WASHINGTON (CBS19 NEWS) -- The family of a Virginia man who was killed in the 1941 attack on Pearl Harbor has been notified that his remains have been identified.

The Defense POW/MIA Accounting Agency announced on Tuesday that Seaman First Class James W. Holzhauer of Abingdon was accounted for in May 2018.

The 23-year-old was assigned to the battleship USS Oklahoma, which was moored at Ford Island, Pearl Harbor when that facility was attacked on Dec. 7, 1941.

The Oklahoma sustained several torpedo hits, causing the vessel to capsize. This resulted in the deaths of 429 crewmen, including Holzhauer.

According to a release, Navy personnel recovered the remains of those lost between December 1941 and June 1944, subsequently burying those individuals in the Halawa and Nu-uanu cemeteries on Oahu.

In September 1947, the American Graves Registration Service disinterred the remains of U.S. casualties from those cemeteries and sent them to a laboratory at Schofield Barracks.

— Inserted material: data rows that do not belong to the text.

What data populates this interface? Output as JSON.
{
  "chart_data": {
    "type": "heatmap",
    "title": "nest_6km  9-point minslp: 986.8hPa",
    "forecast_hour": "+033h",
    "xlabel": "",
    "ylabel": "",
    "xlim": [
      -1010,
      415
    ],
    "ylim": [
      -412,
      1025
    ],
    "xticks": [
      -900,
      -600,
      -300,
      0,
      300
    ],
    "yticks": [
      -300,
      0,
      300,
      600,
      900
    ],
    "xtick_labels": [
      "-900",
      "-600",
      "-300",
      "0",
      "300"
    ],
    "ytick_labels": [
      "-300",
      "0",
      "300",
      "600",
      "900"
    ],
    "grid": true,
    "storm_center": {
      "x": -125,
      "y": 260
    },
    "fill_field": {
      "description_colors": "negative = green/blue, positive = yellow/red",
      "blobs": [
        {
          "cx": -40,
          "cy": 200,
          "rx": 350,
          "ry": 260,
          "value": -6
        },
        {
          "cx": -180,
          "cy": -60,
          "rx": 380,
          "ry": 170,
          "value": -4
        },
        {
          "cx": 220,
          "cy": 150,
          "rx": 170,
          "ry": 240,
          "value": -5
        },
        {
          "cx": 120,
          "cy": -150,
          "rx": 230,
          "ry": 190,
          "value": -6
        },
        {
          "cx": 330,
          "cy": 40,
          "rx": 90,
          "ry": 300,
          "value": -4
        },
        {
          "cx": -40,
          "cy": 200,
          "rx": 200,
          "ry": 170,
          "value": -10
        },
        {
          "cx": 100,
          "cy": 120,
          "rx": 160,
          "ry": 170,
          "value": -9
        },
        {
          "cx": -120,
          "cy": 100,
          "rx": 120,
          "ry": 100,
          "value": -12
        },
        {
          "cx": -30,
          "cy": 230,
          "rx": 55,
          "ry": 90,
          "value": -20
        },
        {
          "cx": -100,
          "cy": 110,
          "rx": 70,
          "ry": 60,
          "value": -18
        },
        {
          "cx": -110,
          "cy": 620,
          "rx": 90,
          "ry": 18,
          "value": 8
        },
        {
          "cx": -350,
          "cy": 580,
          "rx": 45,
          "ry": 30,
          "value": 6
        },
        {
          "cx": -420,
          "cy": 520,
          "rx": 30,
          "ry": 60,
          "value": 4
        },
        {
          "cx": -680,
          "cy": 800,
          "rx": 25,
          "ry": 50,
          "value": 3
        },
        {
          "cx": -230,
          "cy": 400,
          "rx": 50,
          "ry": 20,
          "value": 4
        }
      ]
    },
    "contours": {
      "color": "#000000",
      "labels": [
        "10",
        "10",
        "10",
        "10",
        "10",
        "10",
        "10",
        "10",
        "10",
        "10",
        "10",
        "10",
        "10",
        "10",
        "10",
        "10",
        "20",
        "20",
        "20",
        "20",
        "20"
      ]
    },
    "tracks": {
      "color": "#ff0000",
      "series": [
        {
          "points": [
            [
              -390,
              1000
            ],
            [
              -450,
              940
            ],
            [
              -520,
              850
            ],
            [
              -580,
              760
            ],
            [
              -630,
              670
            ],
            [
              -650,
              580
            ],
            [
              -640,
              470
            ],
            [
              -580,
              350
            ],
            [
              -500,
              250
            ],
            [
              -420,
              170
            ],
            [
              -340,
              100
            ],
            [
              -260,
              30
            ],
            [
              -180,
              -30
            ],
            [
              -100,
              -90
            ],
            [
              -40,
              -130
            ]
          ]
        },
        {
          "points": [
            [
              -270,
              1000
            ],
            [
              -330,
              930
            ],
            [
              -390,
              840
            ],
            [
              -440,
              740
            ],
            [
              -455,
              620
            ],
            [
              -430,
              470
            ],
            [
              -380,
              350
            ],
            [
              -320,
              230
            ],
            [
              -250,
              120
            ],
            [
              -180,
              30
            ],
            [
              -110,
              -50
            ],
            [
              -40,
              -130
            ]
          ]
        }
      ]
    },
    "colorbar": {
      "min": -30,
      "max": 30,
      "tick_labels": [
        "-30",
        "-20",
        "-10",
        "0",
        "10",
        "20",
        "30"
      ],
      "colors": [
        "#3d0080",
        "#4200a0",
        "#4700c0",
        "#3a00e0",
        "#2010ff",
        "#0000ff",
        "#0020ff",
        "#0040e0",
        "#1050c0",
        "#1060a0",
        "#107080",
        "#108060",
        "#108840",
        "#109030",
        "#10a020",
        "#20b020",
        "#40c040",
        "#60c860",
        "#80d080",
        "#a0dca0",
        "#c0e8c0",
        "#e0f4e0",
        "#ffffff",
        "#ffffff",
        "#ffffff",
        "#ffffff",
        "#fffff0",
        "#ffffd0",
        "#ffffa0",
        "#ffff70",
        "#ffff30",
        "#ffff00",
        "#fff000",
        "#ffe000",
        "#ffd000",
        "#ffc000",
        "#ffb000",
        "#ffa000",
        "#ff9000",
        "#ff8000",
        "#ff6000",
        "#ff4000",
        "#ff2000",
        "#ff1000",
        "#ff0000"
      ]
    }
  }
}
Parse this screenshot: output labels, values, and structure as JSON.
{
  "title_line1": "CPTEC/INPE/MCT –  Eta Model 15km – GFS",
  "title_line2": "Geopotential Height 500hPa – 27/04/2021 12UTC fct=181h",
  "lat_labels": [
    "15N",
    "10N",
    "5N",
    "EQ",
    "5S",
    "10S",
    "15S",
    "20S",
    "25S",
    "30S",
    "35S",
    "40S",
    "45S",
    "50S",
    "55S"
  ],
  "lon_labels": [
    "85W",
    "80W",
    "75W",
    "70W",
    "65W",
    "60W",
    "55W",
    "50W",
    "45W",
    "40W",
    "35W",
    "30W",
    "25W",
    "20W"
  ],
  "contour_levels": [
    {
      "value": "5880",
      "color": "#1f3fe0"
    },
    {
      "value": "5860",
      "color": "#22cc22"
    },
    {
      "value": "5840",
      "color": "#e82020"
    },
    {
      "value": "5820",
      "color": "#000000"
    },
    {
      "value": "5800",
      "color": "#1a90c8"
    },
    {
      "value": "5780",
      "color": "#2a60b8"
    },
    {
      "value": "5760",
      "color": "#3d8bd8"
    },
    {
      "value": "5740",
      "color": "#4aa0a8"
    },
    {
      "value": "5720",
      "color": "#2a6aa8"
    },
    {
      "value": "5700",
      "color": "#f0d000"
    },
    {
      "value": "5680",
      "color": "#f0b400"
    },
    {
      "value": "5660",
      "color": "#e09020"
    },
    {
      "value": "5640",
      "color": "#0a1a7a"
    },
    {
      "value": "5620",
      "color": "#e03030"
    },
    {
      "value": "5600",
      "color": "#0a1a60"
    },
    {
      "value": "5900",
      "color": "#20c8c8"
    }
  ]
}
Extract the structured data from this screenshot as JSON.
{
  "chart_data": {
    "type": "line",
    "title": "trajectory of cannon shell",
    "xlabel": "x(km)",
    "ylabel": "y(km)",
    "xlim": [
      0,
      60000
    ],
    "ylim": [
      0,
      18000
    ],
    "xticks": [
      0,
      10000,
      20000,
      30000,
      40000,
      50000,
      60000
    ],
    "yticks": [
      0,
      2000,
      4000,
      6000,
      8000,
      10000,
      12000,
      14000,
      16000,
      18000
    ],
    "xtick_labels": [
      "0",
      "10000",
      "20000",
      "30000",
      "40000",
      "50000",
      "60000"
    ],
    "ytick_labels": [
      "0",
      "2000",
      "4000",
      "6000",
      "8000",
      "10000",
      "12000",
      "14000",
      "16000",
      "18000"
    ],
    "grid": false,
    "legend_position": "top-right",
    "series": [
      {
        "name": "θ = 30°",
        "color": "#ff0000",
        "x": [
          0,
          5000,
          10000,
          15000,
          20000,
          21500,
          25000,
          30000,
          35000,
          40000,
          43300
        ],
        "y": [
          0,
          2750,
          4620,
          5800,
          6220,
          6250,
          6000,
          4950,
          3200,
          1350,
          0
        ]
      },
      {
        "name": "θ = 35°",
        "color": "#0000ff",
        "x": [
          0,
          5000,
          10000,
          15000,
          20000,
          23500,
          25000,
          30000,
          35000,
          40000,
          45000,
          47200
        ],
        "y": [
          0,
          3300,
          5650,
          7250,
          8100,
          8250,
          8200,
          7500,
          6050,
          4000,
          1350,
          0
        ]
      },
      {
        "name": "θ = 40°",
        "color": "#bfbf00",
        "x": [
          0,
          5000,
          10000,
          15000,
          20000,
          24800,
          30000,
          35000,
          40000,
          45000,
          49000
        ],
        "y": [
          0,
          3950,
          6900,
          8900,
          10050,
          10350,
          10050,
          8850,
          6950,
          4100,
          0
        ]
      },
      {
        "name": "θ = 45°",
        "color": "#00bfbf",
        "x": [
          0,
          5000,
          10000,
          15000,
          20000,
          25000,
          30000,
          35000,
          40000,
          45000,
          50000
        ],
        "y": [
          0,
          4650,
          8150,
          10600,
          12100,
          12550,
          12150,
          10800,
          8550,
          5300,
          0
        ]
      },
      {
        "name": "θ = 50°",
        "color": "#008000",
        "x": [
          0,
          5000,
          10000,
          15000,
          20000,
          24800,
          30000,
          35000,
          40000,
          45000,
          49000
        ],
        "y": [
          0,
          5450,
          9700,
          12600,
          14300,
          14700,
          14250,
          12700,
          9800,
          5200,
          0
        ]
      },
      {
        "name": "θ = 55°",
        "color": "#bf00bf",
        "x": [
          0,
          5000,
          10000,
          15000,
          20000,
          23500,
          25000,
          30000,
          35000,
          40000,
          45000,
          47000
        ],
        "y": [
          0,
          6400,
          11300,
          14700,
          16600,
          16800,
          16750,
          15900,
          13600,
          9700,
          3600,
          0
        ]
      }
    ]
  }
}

Staff there were able to identify the remains of only 35 men from the Oklahoma at that time and the rest of the unidentified were buried in 46 plots in the National Memorial Cemetery of the Pacific, also known as the Punchbowl, in Honolulu.

In 1949, those who could not be identified, including Holzhauer, were classified as non-recoverable.

Then in 2015, the DPAA exhumed the USS Oklahoma Unknowns for analysis.

Scientists used anthropological analysis as well as mitochondrial DNA to identify Holzhauer’s remains.

A rosette will be placed next to his name in the Courts of the Missing at the Punchbowl to signify that he has now been accounted for.

DPAA says Holzhauer’s family was only recently fully briefed on the identification, which is why this information has been released at this time.

Holzhauer will be buried once again in the Punchbowl in May.